IN 2017 President Donald Trump declared America’s addiction to opioid painkillers a “national shame” and a public health emergency. Unfortunately, it may actually be a global problem, at least in developed countries, where the prescription of opioids, which includes codeine, tramadol, morphine tablets and liquid, as well as patches, is steadily on the rise.

With the NHS accused of creating drug addicts and the number of prescriptions for opioids in the UK having almost doubled in the last ten years, are we too in the midst of a similar crisis?

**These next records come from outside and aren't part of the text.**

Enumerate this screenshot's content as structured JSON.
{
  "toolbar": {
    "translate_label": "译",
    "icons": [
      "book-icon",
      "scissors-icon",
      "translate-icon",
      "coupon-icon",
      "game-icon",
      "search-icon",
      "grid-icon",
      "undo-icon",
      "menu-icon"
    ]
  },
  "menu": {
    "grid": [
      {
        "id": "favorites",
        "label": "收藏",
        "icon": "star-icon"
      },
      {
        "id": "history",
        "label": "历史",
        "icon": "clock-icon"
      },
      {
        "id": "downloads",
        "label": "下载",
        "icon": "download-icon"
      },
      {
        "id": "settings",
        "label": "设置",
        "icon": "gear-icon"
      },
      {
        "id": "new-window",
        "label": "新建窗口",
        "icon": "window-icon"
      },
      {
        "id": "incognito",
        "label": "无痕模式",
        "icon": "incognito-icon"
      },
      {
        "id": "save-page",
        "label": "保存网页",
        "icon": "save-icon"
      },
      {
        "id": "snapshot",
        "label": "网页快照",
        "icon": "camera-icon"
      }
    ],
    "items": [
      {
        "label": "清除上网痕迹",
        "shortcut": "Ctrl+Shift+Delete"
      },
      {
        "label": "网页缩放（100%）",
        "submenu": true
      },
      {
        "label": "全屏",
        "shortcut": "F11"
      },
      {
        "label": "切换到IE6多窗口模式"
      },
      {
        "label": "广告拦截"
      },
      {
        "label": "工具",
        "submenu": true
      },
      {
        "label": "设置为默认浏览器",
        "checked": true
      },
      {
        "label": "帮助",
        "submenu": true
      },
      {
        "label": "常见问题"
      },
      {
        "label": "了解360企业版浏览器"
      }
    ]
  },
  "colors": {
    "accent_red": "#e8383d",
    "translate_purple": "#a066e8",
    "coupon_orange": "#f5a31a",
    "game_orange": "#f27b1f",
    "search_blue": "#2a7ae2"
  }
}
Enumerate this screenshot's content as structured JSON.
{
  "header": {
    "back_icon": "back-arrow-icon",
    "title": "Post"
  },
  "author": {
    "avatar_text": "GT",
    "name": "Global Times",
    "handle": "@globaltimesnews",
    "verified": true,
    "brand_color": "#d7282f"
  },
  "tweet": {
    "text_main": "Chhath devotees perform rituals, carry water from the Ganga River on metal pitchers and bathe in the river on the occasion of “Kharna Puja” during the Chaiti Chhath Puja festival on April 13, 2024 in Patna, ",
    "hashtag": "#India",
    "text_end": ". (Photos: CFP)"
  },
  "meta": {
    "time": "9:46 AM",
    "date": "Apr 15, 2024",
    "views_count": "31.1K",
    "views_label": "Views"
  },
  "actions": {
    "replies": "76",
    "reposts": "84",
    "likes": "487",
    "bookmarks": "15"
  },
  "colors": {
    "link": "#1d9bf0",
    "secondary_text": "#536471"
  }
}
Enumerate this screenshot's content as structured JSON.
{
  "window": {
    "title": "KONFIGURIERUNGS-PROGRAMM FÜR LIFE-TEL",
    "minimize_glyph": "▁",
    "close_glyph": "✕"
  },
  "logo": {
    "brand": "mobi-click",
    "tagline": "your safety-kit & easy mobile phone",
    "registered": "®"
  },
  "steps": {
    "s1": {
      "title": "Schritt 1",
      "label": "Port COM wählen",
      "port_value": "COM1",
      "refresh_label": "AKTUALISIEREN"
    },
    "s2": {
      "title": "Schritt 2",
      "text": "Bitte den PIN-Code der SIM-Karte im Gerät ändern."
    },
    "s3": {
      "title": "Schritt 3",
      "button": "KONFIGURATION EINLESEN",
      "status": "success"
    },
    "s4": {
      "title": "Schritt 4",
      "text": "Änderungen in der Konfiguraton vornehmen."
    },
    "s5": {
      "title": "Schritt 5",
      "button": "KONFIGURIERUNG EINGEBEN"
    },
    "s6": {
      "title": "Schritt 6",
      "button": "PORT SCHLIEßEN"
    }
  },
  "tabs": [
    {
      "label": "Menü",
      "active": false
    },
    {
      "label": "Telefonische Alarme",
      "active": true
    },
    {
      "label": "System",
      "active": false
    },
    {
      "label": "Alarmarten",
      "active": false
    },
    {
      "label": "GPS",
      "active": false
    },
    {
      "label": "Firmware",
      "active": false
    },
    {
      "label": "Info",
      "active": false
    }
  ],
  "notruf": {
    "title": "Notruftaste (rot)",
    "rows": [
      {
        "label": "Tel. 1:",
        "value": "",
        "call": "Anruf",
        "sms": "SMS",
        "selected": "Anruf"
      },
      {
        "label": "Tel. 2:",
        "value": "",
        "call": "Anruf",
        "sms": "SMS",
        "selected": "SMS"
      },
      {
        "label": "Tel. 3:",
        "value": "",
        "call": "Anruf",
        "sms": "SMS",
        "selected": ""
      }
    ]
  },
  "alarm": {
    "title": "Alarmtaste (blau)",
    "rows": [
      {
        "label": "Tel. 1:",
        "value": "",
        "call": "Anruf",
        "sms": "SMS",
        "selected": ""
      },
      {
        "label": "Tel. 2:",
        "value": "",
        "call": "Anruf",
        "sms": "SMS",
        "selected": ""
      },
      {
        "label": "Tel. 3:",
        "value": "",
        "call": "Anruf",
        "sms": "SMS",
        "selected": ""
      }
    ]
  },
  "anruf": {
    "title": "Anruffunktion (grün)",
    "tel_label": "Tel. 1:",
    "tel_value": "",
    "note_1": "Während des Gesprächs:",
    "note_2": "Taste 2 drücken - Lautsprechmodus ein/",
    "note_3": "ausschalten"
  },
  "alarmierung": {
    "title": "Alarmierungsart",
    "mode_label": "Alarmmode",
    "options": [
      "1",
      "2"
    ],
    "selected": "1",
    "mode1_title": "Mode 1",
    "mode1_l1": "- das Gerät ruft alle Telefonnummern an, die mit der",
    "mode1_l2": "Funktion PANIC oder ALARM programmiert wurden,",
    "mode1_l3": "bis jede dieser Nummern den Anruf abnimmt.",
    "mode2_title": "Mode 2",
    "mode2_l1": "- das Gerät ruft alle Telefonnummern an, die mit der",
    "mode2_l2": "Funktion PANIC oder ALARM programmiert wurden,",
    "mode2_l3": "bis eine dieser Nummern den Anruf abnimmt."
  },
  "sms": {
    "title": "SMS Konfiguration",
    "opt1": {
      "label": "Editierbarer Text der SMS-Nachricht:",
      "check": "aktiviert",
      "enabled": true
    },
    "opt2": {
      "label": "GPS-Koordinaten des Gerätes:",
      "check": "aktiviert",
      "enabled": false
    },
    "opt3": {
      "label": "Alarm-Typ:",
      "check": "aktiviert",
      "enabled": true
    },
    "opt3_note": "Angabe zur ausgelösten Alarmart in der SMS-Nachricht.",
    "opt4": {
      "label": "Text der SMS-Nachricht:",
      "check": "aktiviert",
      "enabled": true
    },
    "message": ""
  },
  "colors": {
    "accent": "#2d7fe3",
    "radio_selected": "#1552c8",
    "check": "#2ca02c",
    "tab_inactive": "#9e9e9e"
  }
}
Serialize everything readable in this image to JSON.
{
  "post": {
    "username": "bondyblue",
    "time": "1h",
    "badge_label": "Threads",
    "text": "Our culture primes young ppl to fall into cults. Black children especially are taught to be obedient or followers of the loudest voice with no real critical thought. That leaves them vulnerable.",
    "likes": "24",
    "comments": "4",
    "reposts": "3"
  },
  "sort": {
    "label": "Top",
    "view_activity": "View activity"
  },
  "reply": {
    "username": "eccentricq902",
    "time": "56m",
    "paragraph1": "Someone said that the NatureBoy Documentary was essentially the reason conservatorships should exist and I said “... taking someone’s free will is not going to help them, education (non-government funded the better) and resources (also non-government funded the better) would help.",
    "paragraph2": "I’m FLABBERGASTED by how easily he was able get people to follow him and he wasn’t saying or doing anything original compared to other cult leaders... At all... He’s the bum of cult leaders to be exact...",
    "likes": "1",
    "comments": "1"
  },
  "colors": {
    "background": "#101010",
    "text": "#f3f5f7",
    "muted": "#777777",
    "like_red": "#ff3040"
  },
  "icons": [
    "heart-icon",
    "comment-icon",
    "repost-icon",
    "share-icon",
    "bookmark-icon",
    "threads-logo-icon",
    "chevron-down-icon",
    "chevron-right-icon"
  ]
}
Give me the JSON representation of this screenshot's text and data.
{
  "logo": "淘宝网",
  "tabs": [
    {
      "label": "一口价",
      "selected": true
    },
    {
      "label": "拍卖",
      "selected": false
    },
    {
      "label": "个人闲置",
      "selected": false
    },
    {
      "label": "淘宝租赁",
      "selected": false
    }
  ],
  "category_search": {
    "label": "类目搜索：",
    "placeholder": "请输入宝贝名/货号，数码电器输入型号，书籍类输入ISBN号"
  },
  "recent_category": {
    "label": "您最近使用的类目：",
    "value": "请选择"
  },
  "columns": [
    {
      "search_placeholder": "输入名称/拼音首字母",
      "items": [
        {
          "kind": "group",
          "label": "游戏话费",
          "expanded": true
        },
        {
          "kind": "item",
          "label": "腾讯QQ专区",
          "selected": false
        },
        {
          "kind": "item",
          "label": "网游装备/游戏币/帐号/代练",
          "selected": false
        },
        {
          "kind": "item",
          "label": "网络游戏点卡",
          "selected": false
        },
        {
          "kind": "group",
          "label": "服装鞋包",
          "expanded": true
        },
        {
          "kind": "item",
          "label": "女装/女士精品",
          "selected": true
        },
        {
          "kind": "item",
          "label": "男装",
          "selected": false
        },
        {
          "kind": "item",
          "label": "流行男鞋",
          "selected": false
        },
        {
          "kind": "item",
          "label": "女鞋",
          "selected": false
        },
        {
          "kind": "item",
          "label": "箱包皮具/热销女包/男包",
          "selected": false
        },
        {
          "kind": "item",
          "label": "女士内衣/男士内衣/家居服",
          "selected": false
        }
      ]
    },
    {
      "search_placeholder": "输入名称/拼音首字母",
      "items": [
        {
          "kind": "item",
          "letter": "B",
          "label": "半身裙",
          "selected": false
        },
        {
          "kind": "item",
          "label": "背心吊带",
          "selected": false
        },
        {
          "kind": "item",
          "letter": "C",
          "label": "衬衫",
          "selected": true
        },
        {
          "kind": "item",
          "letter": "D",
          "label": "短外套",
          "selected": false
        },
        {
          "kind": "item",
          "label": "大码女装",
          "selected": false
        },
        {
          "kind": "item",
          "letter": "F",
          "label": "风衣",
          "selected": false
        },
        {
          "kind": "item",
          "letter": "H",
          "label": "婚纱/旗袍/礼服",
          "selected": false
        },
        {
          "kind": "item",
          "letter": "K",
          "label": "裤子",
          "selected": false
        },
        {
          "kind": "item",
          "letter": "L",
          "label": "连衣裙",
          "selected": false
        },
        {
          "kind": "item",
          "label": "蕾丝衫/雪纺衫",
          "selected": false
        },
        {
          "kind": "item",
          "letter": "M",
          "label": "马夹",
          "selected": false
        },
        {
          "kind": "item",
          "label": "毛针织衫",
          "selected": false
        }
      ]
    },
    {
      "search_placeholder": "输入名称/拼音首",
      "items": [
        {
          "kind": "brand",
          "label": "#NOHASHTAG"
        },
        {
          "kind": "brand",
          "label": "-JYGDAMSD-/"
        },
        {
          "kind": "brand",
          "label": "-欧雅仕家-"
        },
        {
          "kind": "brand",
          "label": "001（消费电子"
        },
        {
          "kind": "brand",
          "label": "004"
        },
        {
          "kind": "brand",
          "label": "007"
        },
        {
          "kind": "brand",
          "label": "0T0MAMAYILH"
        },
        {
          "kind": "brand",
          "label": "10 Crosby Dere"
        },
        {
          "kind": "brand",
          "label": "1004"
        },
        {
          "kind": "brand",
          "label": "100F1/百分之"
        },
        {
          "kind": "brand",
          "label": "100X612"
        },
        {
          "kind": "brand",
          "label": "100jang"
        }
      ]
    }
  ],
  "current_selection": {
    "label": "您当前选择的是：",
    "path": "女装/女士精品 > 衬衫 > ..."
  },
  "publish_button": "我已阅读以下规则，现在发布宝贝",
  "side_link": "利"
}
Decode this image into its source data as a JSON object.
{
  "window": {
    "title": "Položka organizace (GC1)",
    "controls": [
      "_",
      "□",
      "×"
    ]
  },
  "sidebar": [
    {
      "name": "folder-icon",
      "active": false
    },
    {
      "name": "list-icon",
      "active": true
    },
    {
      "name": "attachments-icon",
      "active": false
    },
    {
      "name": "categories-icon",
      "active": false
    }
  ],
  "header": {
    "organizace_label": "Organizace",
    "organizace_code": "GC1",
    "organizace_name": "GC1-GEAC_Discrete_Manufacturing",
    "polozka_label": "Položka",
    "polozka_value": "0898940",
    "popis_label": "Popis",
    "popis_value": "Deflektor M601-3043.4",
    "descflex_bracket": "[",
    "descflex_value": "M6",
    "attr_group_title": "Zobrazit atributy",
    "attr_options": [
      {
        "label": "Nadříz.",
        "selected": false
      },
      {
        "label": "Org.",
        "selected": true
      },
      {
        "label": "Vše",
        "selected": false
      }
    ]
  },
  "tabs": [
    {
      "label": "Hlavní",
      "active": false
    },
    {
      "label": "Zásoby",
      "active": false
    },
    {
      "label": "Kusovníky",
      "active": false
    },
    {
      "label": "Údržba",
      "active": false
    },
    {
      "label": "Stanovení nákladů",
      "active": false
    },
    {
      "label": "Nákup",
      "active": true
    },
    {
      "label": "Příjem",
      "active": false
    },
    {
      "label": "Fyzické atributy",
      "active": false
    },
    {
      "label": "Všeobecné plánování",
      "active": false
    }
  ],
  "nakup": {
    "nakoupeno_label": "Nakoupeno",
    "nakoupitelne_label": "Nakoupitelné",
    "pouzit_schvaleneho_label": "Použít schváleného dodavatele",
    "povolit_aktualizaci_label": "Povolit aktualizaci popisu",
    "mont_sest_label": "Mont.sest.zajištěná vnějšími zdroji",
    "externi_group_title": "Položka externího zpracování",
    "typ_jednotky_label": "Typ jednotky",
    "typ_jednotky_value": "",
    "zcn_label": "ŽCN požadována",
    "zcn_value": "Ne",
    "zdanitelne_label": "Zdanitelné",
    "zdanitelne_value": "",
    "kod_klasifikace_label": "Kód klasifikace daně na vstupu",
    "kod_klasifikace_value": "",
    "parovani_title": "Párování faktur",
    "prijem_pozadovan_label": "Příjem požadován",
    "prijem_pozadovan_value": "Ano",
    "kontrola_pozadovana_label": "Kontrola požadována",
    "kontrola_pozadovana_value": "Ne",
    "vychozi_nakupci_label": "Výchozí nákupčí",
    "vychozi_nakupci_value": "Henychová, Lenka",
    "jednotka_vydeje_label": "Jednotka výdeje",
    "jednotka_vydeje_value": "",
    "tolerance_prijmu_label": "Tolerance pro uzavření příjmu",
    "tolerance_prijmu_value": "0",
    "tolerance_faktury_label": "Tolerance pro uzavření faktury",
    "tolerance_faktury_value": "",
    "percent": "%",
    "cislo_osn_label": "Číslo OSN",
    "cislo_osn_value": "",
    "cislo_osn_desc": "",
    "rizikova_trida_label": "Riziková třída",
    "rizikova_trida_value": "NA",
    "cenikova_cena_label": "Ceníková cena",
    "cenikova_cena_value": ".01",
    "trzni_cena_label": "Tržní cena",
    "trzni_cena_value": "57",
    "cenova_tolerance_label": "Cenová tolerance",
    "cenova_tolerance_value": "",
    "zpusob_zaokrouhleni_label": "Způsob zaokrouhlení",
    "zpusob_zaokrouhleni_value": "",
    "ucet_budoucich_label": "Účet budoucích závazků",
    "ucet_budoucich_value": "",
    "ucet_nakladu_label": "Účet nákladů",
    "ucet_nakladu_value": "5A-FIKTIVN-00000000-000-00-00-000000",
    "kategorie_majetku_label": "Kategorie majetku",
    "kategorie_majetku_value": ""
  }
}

Opioids first became fashionable about 30 to 40 years ago, when it was felt that chronic pain was not being addressed aggressively enough. They are absorbed quickly into the bloodstream, attaching to receptors in the brain, blocking pain signals and increasing feelings of calm and relaxation.

There are two main routes of addiction to opioids, either through the street drug heroin, or after prescription of a legal opioid.

Individuals may be given a short course for acute pain, perhaps after a serious injury or an operation.

However, if the message is not clear that these are a short term remedy, or they are repeatedly provided, addiction may result. This is despite robust evidence that their effectiveness in chronic pain is modest at best, and that opioids are only really useful for pain after surgery or in end of life care.

Chronic pain itself is a very complex entity, with both psychological as well as physical aspect to it.

It is also much higher in areas of social deprivation and this may explain why opioid prescriptions in the North-East and Cumbria are sadly four times higher than in London.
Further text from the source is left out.